The 5' untranslated region of the PPR1 regulatory gene dictates rapid mRNA decay in yeast.

In Saccharomyces cerevisiae, the mRNA encoded by the PPR1 gene is very unstable (t1/2 = 1 min), whereas the mRNA encoded by the URA3 gene is relatively stable (t1/2 = 10 min). To identify cis-acting sequences that dictate mRNA decay rates in yeast, we have constructed PPR1/URA3 gene fusions and measured the half-lives of the resulting chimeric transcripts. The mRNA containing the URA3 coding region fused to the untranslated regions (UTR) of PPR1 decayed at a rate similar to the native PPR1 mRNA, suggesting that the instability of the PPR1 mRNA is not linked to its coding sequence.
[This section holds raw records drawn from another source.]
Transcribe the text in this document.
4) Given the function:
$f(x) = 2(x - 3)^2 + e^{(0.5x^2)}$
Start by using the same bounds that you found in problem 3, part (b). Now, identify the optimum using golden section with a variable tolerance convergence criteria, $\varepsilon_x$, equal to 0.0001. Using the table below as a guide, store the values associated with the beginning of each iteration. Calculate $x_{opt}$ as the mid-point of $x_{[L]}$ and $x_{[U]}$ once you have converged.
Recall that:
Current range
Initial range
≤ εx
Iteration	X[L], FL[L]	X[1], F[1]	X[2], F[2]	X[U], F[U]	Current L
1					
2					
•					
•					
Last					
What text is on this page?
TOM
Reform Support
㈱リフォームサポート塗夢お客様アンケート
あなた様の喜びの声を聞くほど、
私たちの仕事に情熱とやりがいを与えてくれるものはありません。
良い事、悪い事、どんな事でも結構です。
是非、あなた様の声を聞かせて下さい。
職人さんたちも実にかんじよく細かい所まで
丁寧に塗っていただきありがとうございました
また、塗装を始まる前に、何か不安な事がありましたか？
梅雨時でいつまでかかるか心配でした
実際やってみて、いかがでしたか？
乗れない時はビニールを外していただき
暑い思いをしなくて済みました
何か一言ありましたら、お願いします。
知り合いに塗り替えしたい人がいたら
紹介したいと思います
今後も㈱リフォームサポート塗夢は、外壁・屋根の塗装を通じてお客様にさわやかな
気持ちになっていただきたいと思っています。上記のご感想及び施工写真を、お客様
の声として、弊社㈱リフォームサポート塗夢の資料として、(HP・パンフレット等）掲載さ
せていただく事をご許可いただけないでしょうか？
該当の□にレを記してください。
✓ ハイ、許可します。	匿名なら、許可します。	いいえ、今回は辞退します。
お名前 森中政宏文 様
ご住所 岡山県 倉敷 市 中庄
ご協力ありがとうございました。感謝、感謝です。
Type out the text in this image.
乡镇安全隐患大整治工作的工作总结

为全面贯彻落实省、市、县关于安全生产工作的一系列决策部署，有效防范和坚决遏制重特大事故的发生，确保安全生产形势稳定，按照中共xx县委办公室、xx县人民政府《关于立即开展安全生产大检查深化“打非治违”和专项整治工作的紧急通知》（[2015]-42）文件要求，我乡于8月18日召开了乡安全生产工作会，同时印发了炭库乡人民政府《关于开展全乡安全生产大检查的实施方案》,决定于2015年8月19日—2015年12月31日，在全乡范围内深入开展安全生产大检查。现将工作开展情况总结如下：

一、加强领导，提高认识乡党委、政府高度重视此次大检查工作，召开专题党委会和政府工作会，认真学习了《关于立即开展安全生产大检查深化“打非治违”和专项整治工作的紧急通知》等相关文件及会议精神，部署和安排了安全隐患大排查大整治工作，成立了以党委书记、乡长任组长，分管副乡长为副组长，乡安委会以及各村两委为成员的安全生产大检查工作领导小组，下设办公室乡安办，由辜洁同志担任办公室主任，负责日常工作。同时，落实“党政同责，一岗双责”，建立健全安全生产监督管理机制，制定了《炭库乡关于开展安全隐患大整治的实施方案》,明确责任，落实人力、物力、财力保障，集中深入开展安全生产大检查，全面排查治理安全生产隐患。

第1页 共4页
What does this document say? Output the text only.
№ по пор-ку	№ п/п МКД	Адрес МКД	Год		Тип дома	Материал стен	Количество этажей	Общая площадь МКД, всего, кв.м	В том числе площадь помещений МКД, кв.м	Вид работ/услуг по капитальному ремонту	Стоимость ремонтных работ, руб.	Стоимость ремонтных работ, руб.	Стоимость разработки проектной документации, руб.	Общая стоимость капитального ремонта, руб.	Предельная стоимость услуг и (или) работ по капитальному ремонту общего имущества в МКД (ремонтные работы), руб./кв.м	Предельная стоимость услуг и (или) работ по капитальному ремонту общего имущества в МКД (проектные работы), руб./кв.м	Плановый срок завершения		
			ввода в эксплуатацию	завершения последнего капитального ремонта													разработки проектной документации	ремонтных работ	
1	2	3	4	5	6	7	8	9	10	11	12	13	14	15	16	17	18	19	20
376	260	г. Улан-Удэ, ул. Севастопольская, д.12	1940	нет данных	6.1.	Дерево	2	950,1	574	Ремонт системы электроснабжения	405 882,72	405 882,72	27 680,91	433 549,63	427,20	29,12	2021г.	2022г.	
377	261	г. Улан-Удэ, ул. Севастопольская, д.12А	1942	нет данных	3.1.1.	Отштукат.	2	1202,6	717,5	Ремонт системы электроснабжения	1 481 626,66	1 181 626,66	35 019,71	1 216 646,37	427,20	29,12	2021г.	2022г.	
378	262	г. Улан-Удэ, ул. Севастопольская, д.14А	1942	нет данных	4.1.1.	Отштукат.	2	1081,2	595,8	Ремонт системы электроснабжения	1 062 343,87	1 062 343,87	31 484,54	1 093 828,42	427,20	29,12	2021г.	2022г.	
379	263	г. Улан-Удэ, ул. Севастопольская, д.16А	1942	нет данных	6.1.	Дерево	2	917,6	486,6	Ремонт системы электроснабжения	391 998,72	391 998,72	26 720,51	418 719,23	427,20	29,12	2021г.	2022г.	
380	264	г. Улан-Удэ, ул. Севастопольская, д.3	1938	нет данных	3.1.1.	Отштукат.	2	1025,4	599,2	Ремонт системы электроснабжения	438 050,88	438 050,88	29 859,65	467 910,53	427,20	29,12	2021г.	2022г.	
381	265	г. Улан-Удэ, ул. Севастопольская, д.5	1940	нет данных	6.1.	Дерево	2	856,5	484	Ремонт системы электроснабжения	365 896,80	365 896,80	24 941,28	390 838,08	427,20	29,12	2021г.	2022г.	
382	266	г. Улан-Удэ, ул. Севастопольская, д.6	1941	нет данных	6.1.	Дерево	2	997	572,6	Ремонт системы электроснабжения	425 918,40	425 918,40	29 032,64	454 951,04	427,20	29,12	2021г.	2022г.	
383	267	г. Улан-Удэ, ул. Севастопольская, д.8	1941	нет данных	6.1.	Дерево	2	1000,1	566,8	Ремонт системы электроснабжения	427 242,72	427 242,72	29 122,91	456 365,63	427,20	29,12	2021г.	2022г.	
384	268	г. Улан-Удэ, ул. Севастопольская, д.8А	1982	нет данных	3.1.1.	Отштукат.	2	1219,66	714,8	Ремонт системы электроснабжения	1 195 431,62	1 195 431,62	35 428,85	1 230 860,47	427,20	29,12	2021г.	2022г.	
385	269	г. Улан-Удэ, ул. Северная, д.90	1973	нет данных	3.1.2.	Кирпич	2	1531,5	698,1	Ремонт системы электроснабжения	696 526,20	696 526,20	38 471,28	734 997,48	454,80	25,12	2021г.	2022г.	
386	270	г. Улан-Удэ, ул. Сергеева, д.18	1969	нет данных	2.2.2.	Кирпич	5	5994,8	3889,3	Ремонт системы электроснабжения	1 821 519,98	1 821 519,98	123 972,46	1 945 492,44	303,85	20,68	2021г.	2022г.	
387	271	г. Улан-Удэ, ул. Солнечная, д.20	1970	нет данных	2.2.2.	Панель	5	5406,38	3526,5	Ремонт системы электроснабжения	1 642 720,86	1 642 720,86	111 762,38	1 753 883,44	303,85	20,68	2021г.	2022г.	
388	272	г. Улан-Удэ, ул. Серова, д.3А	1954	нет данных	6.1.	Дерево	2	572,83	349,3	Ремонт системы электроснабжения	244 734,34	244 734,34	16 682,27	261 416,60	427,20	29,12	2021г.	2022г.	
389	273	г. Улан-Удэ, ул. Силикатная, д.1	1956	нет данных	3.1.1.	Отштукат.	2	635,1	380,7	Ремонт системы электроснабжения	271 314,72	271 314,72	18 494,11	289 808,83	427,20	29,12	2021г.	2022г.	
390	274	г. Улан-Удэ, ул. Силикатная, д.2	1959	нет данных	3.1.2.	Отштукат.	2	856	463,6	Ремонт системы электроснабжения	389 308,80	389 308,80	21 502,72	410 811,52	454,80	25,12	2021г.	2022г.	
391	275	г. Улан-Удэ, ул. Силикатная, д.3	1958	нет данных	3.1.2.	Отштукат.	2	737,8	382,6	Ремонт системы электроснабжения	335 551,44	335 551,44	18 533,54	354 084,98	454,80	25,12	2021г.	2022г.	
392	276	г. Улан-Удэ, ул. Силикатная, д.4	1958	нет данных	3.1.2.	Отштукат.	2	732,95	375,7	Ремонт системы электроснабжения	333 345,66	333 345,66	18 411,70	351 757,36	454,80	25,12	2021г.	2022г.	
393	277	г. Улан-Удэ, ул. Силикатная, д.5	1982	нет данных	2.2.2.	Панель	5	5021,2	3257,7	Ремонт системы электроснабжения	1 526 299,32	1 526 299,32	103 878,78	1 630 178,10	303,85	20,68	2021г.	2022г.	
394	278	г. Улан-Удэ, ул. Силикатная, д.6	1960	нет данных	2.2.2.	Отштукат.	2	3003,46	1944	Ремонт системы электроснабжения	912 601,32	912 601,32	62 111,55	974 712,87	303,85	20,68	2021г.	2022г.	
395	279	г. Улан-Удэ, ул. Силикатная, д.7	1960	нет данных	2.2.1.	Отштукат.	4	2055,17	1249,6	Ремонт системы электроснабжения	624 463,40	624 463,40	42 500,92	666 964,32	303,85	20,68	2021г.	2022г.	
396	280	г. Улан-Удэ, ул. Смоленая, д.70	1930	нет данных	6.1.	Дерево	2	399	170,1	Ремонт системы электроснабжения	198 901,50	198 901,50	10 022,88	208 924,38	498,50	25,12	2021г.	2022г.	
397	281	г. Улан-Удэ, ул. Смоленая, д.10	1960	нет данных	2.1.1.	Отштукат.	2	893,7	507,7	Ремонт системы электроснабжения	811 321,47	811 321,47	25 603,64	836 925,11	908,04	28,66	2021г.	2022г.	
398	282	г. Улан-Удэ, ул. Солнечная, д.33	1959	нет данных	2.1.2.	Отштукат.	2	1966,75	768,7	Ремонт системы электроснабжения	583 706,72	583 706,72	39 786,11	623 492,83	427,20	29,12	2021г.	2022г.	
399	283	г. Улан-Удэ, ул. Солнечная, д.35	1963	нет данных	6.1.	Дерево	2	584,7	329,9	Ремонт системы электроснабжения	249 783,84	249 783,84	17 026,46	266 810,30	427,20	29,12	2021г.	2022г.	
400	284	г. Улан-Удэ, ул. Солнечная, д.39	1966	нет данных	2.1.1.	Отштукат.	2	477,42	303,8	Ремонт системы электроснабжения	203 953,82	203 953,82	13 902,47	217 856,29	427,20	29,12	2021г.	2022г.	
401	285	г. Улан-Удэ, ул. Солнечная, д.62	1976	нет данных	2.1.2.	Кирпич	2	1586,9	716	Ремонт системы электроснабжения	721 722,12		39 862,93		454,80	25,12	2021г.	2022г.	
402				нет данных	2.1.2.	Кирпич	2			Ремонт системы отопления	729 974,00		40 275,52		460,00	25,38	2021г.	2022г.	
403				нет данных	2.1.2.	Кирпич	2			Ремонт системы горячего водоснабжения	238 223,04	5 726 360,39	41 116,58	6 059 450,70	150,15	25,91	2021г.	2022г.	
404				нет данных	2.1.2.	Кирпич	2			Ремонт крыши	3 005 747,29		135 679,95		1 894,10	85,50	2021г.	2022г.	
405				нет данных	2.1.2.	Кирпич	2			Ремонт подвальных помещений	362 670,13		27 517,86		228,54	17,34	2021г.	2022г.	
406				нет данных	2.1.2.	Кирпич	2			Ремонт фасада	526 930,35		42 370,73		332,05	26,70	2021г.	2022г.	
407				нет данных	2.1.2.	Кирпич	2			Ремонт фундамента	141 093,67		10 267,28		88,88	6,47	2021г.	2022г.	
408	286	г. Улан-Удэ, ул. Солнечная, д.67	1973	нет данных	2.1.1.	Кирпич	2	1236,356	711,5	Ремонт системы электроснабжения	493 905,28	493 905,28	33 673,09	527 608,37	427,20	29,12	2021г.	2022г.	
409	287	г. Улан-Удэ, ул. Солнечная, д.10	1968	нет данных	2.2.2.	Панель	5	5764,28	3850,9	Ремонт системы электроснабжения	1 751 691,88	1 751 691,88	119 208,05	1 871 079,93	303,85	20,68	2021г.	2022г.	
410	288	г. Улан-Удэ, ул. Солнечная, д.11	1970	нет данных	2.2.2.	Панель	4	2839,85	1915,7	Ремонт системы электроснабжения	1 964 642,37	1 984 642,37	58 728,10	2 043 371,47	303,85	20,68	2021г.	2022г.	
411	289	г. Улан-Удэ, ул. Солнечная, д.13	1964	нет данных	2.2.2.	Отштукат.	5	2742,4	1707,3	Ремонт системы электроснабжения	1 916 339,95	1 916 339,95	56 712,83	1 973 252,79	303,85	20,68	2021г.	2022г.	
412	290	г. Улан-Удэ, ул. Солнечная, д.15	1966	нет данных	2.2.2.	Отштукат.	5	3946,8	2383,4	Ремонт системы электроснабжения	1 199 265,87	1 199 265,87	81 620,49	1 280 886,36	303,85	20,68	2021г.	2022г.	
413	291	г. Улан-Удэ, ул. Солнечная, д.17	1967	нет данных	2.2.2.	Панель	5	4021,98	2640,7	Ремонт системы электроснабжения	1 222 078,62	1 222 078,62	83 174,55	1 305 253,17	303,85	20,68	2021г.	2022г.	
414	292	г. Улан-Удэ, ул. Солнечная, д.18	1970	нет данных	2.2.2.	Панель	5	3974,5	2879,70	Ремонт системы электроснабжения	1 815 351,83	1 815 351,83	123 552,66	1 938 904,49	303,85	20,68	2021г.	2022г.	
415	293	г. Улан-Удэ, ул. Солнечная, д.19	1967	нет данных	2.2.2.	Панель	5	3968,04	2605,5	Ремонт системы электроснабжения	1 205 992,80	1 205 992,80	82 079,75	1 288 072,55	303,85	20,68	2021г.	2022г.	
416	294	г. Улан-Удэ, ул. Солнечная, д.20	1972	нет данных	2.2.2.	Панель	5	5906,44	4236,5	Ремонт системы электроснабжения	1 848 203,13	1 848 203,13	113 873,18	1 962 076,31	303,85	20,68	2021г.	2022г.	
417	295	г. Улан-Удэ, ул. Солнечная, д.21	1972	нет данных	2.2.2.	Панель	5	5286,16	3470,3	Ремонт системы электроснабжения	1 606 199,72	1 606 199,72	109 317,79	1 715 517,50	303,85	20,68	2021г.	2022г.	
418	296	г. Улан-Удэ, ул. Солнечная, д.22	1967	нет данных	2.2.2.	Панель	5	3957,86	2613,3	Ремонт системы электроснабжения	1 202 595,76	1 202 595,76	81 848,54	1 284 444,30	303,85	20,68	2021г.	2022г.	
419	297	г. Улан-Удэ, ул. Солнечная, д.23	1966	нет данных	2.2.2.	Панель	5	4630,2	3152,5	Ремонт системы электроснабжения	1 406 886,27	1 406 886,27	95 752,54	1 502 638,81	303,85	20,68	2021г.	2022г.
When the 5'-UTR of PPR1 was replaced by the 5'-UTR of URA3, the chimeric transcript was strongly stabilized, indicating that the 5'-UTR of PPR1 is required for the rapid decay of its mRNA. Fusion of this PPR1 5'-UTR to the URA3 coding region was sufficient to destabilize the chimeric mRNA. We conclude that the PPR1 5'-UTR contains sequence(s) that can promote rapid mRNA decay in yeast.